W niedzielę 2 października około godziny 17:30 byliśmy świadkami historycznego wydarzenia w polskiej siatkówce. Na boisko, położonej na granicy Gdańska i Sopotu Ergo Arenie, wyszły zespoły Trefla Gdańsk i Barkomu-Każan Lwów, by rozegrać mecz pierwszej kolejki PlusLigi. Obie drużyny powitała prezydent Gdańska, Pani Aleksandra Dulkiewicz. – Wierzcie, że o niczym innym nie marzę tylko o tym, żebyście znowu grali we Lwowie - życzyła. - Niech żyje Polska, sława Ukraini - powiedział mer Lwowa, Andrij Sadowy, który podziękował Polsce i Polakom za pomoc okazaną jego rodakom. Odegrane zostały hymny narodowe obu krajów.

23318d

Pierwszego seta pewnie wygrali gdańszczanie 25:18. Jednak siatkarze ze Lwowa walczyli. W połowie partii przegrywali tylko 14:16. Następnie stracili w serii kilka punktów. Dwa kolejne sety gospodarze wygrali 25:21, 25:17 MVP Spotkania został Piotr Orczyk.

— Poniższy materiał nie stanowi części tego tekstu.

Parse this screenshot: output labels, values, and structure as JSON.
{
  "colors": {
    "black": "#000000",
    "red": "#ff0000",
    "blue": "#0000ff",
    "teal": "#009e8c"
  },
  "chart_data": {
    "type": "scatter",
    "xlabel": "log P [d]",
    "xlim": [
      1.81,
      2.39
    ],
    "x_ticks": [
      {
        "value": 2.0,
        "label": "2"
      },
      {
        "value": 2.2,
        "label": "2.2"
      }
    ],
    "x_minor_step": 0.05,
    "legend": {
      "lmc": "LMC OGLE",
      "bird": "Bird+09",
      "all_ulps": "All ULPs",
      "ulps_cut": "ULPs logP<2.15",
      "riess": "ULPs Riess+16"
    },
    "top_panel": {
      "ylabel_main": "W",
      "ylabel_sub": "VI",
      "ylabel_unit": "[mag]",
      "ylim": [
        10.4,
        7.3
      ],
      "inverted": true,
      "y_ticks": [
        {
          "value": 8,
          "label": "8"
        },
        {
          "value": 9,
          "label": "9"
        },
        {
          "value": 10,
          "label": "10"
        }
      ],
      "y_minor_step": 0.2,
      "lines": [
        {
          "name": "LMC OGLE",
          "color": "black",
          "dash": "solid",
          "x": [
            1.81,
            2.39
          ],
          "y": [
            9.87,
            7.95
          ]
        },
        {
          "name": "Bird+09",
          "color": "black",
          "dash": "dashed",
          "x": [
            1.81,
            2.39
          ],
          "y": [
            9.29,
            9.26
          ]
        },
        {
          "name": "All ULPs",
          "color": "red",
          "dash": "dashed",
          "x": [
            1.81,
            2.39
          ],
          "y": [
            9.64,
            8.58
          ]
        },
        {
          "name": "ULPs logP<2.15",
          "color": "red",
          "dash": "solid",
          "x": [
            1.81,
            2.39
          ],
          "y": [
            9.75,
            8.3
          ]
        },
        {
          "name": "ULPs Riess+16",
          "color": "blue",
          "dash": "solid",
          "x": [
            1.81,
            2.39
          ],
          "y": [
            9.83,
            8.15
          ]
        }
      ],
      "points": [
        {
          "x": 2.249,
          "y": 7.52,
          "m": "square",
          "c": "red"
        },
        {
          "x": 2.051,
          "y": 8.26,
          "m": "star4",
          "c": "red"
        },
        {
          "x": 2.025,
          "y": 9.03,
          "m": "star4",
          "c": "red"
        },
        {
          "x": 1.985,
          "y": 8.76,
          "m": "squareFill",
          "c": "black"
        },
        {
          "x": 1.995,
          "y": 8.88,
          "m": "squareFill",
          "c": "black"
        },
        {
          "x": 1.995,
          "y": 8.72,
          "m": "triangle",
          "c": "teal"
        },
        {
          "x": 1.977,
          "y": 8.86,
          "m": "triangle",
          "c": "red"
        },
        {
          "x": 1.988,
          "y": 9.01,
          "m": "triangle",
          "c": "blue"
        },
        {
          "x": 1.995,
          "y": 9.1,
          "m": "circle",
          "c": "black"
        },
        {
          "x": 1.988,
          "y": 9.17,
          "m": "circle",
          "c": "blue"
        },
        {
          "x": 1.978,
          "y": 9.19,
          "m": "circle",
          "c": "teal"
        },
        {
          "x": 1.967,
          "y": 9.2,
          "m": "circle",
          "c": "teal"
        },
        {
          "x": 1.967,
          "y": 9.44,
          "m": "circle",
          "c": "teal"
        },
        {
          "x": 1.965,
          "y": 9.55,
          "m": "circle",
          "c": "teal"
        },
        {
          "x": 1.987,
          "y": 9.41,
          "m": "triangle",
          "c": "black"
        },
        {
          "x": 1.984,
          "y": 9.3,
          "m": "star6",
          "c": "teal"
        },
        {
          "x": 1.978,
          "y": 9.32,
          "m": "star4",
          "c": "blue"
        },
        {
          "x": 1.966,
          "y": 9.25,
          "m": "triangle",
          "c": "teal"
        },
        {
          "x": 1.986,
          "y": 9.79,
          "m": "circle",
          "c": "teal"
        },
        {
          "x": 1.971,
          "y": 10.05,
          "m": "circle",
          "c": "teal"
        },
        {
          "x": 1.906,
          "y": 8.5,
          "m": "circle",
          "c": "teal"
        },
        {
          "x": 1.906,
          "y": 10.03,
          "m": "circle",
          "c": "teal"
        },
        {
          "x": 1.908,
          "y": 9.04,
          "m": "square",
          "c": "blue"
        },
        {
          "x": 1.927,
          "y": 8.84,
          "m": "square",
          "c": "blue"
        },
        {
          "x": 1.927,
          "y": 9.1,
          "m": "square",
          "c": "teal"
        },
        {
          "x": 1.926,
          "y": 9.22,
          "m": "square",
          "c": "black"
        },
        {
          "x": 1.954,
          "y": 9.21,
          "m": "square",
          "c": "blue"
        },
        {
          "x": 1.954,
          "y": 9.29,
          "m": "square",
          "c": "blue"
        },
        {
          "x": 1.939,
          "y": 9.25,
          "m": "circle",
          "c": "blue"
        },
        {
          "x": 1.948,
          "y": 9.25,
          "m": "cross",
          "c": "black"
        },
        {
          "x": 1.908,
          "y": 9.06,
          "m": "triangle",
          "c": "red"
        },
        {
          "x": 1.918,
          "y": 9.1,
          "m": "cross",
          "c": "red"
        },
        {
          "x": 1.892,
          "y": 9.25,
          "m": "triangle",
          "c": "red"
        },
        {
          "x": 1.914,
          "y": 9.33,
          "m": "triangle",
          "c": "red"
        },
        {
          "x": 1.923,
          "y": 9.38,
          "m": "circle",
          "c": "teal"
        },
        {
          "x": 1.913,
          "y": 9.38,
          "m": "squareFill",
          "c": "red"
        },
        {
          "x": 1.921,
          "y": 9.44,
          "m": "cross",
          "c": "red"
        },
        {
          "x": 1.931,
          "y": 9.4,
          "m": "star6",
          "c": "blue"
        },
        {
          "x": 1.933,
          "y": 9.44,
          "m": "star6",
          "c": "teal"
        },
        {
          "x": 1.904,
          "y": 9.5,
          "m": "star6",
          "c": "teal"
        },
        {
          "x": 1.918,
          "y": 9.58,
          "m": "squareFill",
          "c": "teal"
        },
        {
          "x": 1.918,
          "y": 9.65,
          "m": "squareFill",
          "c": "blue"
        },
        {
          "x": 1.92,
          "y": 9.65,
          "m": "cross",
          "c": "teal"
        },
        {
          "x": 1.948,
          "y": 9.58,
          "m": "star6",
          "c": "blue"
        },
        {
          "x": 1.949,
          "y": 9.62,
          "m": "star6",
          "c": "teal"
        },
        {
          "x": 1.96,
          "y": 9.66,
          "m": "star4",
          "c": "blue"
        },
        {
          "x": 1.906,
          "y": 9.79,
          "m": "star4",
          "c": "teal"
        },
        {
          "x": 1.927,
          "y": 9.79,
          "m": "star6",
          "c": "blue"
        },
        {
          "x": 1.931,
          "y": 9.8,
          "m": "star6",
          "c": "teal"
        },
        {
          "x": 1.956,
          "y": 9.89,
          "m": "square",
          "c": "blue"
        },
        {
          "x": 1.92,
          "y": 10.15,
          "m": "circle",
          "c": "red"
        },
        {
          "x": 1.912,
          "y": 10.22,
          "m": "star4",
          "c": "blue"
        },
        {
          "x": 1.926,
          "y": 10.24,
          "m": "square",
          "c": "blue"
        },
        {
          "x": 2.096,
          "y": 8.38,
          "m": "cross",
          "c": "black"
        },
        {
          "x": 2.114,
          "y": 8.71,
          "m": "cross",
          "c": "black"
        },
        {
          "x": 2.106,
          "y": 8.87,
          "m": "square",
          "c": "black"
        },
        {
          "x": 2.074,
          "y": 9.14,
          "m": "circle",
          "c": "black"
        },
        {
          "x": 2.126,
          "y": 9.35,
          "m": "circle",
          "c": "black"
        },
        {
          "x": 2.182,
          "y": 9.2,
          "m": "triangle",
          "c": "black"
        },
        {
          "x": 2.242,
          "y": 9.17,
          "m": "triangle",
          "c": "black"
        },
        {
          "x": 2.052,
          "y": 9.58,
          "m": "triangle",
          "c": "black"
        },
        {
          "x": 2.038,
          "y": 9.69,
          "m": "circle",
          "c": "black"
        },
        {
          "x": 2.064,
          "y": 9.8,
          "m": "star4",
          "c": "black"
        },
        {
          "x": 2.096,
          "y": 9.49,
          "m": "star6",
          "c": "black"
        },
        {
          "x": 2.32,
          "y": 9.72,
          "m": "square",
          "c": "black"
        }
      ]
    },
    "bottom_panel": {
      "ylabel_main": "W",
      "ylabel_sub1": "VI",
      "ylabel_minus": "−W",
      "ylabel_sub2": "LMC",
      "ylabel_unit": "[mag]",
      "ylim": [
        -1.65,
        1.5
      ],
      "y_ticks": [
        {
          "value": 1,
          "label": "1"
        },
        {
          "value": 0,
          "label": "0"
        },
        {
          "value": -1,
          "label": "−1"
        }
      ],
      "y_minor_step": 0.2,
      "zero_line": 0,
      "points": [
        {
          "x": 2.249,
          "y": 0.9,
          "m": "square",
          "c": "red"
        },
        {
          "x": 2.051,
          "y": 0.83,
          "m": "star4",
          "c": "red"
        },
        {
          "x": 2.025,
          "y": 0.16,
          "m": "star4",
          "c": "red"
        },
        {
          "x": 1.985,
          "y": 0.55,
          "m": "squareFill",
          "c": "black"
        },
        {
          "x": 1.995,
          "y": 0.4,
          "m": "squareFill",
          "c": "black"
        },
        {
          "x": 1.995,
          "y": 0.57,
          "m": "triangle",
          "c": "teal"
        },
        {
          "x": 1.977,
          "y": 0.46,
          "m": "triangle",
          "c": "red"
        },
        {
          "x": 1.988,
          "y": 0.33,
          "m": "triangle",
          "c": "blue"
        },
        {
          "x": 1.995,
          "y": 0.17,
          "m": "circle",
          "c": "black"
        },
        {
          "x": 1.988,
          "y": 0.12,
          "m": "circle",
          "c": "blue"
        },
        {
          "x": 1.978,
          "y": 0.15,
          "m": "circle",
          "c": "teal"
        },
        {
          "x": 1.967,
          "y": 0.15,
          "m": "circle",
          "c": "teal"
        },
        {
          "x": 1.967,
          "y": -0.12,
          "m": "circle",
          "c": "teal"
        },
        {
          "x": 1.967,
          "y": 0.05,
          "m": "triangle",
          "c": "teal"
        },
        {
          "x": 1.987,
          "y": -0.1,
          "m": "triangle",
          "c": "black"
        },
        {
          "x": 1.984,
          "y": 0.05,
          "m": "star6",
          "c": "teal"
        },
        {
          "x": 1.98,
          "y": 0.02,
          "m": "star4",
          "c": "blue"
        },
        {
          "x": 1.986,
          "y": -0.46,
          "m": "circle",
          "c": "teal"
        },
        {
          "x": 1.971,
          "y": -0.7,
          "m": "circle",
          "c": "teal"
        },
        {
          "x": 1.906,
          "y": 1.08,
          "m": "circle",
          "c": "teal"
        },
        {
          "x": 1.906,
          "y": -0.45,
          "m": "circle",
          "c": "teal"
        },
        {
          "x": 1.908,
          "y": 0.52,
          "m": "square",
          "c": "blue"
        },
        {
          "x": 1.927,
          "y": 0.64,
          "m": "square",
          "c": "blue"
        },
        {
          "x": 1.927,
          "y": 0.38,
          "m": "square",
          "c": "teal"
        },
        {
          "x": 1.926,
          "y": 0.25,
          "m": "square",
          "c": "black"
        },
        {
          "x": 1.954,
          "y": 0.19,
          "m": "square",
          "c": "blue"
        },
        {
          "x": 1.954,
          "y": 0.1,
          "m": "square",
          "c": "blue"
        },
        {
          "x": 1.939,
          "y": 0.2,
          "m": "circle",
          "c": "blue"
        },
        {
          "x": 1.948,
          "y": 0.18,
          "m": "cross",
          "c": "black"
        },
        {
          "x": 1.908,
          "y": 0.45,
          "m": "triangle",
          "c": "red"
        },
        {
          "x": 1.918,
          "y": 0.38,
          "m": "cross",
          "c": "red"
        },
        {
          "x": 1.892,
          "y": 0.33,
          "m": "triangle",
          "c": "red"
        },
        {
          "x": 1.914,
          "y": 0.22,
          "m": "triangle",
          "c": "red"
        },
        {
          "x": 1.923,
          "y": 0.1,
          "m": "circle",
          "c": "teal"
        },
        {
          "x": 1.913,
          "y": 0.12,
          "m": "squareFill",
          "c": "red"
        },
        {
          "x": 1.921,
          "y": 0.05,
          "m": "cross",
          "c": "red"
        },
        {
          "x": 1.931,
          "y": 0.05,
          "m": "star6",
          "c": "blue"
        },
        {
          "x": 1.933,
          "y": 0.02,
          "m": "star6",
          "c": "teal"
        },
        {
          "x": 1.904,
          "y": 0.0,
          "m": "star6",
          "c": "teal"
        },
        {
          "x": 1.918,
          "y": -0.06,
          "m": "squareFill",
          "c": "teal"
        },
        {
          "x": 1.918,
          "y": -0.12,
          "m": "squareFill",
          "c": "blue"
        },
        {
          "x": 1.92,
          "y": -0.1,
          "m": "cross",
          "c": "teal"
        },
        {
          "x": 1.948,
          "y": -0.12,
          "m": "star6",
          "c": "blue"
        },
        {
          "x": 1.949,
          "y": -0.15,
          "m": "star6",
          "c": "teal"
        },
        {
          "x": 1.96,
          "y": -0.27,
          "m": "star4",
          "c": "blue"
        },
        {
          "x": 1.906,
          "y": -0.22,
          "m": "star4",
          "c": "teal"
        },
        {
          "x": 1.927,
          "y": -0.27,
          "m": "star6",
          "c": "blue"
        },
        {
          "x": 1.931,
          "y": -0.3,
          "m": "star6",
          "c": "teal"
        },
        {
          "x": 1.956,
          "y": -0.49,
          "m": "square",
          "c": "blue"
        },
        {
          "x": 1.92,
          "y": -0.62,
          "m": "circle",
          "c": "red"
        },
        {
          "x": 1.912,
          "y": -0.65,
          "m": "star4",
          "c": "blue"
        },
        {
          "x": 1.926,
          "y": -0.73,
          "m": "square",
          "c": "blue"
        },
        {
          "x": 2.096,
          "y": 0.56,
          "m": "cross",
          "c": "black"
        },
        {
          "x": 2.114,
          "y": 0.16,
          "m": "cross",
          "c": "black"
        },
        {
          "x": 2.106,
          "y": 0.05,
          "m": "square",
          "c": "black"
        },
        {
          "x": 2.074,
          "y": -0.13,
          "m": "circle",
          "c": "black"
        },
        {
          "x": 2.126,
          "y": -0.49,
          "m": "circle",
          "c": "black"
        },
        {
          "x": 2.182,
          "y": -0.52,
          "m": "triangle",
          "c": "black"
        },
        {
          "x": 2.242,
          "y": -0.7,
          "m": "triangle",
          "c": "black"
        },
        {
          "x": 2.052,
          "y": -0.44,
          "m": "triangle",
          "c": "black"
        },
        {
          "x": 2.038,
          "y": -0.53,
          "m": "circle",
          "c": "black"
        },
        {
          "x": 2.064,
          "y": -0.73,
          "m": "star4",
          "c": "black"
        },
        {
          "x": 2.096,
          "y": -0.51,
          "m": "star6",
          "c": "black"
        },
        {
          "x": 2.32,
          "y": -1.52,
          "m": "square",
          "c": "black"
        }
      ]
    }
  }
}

To jest wielkie wydarzenie, bo mecze w PlusLidze będą dla Ukraińców namiastką ojczyzny - tak o debiucie ukraińskiej drużyny mówi Artur Popko, prezes Polskiej Ligi Siatkówki.  Barkom-Każany Lwów powstał w 2009 roku, a cztery lata później awansował do ukraińskiej ekstraklasy. W 2016 roku klub odniósł pierwszy sukces, jakim było zdobycie Superpucharu kraju. Później sukcesy przychodziły do roku: Puchar Ukrainy (2017), mistrzostwo kraju (2018). W sumie Nietoperze (Każany) trzy razy byli najlepsi w lidze i czterokrotnie w pucharze. Jednym ze współtwórców sukcesu był olimpijczyk z Monachium, który prowadził czołowe zespoły PlusLigi, Jan Such.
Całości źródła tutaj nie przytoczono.